View Single Post
  #20  
Old 04-07-2010, 11:00 PM
JDd JDd is offline
Redfish
 
Join Date: Mar 2010
Location: up da bayou
Posts: 232
Cash: 679
Default

Today's sleds use a complex system of gears to move weights up to 65 000 pounds/29 000 kilograms. Upon starting, all the weights are over the sled's rear axles, to give an effective weight of the sled plus zero. As the tractor travels the course, the weights are pushed forward of the sled's axles, pushing the front of the sled into the ground, synthetically creating a gain in weight until the tractor is no longer able to overcome the force of friction.
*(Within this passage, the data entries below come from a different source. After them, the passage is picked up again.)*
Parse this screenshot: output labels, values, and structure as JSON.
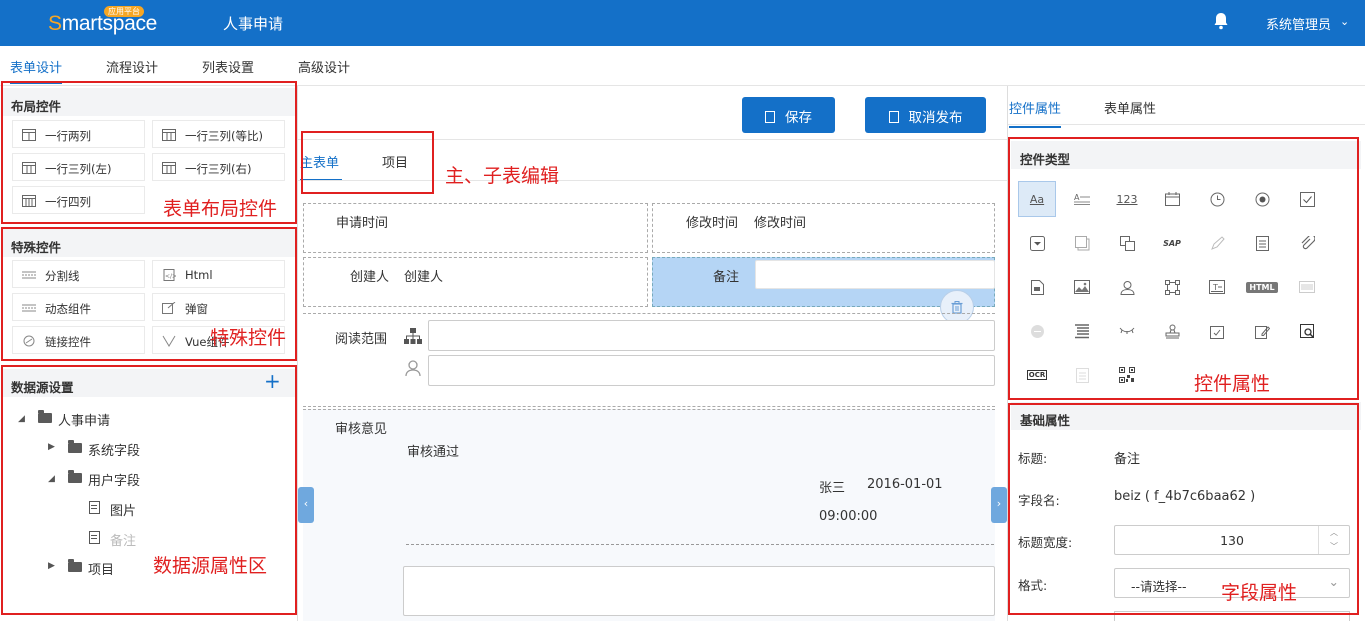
{
  "header": {
    "logo_text_s": "S",
    "logo_text_rest": "martspace",
    "logo_badge": "应用平台",
    "app_title": "人事申请",
    "user": "系统管理员"
  },
  "main_tabs": [
    "表单设计",
    "流程设计",
    "列表设置",
    "高级设计"
  ],
  "left": {
    "layout_head": "布局控件",
    "layout_items": [
      "一行两列",
      "一行三列(等比)",
      "一行三列(左)",
      "一行三列(右)",
      "一行四列"
    ],
    "special_head": "特殊控件",
    "special_items": [
      "分割线",
      "Html",
      "动态组件",
      "弹窗",
      "链接控件",
      "Vue组件"
    ],
    "ds_head": "数据源设置",
    "ds_add": "+",
    "tree": {
      "root": "人事申请",
      "sys": "系统字段",
      "user": "用户字段",
      "pic": "图片",
      "note": "备注",
      "proj": "项目"
    }
  },
  "annotations": {
    "layout": "表单布局控件",
    "special": "特殊控件",
    "datasource": "数据源属性区",
    "subtable": "主、子表编辑",
    "ctrl_attr": "控件属性",
    "field_attr": "字段属性"
  },
  "center": {
    "save": "保存",
    "unpublish": "取消发布",
    "sub_tabs": [
      "主表单",
      "项目"
    ],
    "apply_time": "申请时间",
    "modify_time_label": "修改时间",
    "modify_time_value": "修改时间",
    "creator_label": "创建人",
    "creator_value": "创建人",
    "note_label": "备注",
    "read_scope": "阅读范围",
    "review_label": "审核意见",
    "review_value": "审核通过",
    "reviewer": "张三",
    "review_date": "2016-01-01",
    "review_time": "09:00:00"
  },
  "right": {
    "tabs": [
      "控件属性",
      "表单属性"
    ],
    "type_head": "控件类型",
    "icons": [
      "text-icon",
      "textarea-icon",
      "number-icon",
      "date-icon",
      "time-icon",
      "radio-icon",
      "checkbox-icon",
      "select-icon",
      "multi-icon",
      "copy-icon",
      "sap-icon",
      "pen-icon",
      "doc-icon",
      "attach-icon",
      "file-icon",
      "image-icon",
      "person-icon",
      "flow-icon",
      "textblock-icon",
      "html-icon",
      "barcode-icon",
      "circle-icon",
      "list-icon",
      "eye-icon",
      "stamp-icon",
      "check-doc-icon",
      "edit-doc-icon",
      "search-doc-icon",
      "ocr-icon",
      "page-icon",
      "qrcode-icon"
    ],
    "icon_text": {
      "text": "Aa",
      "number": "123",
      "html": "HTML",
      "sap": "SAP",
      "ocr": "OCR"
    },
    "base_head": "基础属性",
    "title_lbl": "标题:",
    "title_val": "备注",
    "field_lbl": "字段名:",
    "field_val": "beiz ( f_4b7c6baa62 )",
    "width_lbl": "标题宽度:",
    "width_val": "130",
    "format_lbl": "格式:",
    "format_val": "--请选择--"
  }
}
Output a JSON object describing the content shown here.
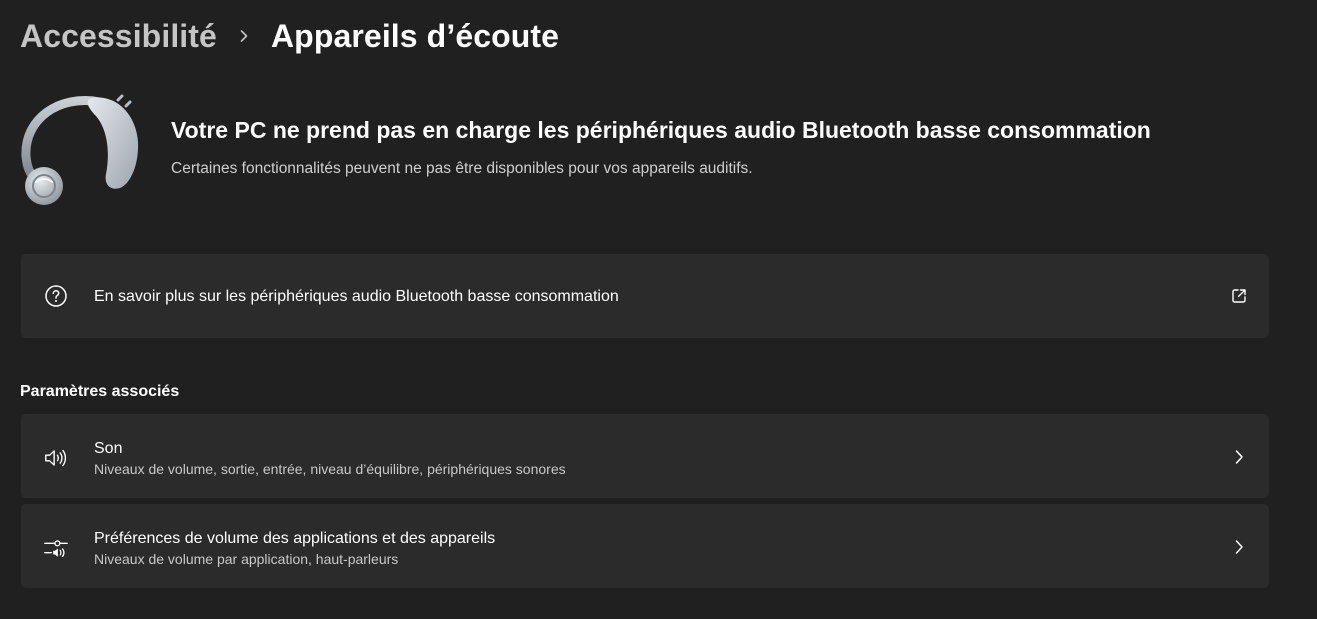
{
  "breadcrumb": {
    "parent": "Accessibilité",
    "current": "Appareils d’écoute"
  },
  "banner": {
    "title": "Votre PC ne prend pas en charge les périphériques audio Bluetooth basse consommation",
    "description": "Certaines fonctionnalités peuvent ne pas être disponibles pour vos appareils auditifs.",
    "illustration": "hearing-aid-illustration"
  },
  "learn_more": {
    "label": "En savoir plus sur les périphériques audio Bluetooth basse consommation",
    "icon": "help-circle-icon",
    "trailing_icon": "external-link-icon"
  },
  "related_settings": {
    "heading": "Paramètres associés",
    "items": [
      {
        "title": "Son",
        "subtitle": "Niveaux de volume, sortie, entrée, niveau d’équilibre, périphériques sonores",
        "icon": "speaker-icon"
      },
      {
        "title": "Préférences de volume des applications et des appareils",
        "subtitle": "Niveaux de volume par application, haut-parleurs",
        "icon": "volume-mixer-icon"
      }
    ]
  },
  "colors": {
    "background": "#202020",
    "card": "#2b2b2b",
    "text_primary": "#ffffff",
    "text_secondary": "#c8c8c8"
  }
}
The effectiveness for a sled to successfully stop a high-speed, fully modified pulling tractor depends greatly on where the two "leg supports" (the support posts that goes from the frame down to the skid pan, also known as the "fulcrum point") are positioned on the frame.

How does the sled work?
A To help understand how a sled works a little history of the device is sometimes necessary. In the early days of pulling people used to stand beside a skid plate in which they hitched to a tractor, horse, or whatever competitive vehicle they were competing with. People stood along the side of the track at regular marked distances from the beginning of the track to nearly the end. As the skid plate drew closer they prepared to jump on it making the skid plate harder for the vehicle to pull as it progressed down the track. Today, a sled is a weight transfer machine that works similar to the original design. It still uses a skid plate (which I will now refer to as a pan) and the machine has been built over the top the pan. A large ramp is placed over the top of the pan with most of it's length existing behind the pan. The sled has regular semi truck wheels in the back that turn as the sled is drug down the track. As the wheels turn a series of transmissions, gears and large chain pull a box full of weight up the ramp as the sled progresses down the track, thus transferring more weight off of the wheels and onto the pan, thus making the entire sled much more difficult to pull as it progresses down the track.





A Tractor pull sled weighs the same from start to finish. It doesn't GAIN weight. The weight moving forward pushes the sled into the ground. The tractor isn't pulling more weight. the weight is being transfered from a rolling force to a dragging force. The force that slows and/or stops the tractor is friction. Not weight.

Last edited by JDd; 04-07-2010 at 11:10 PM.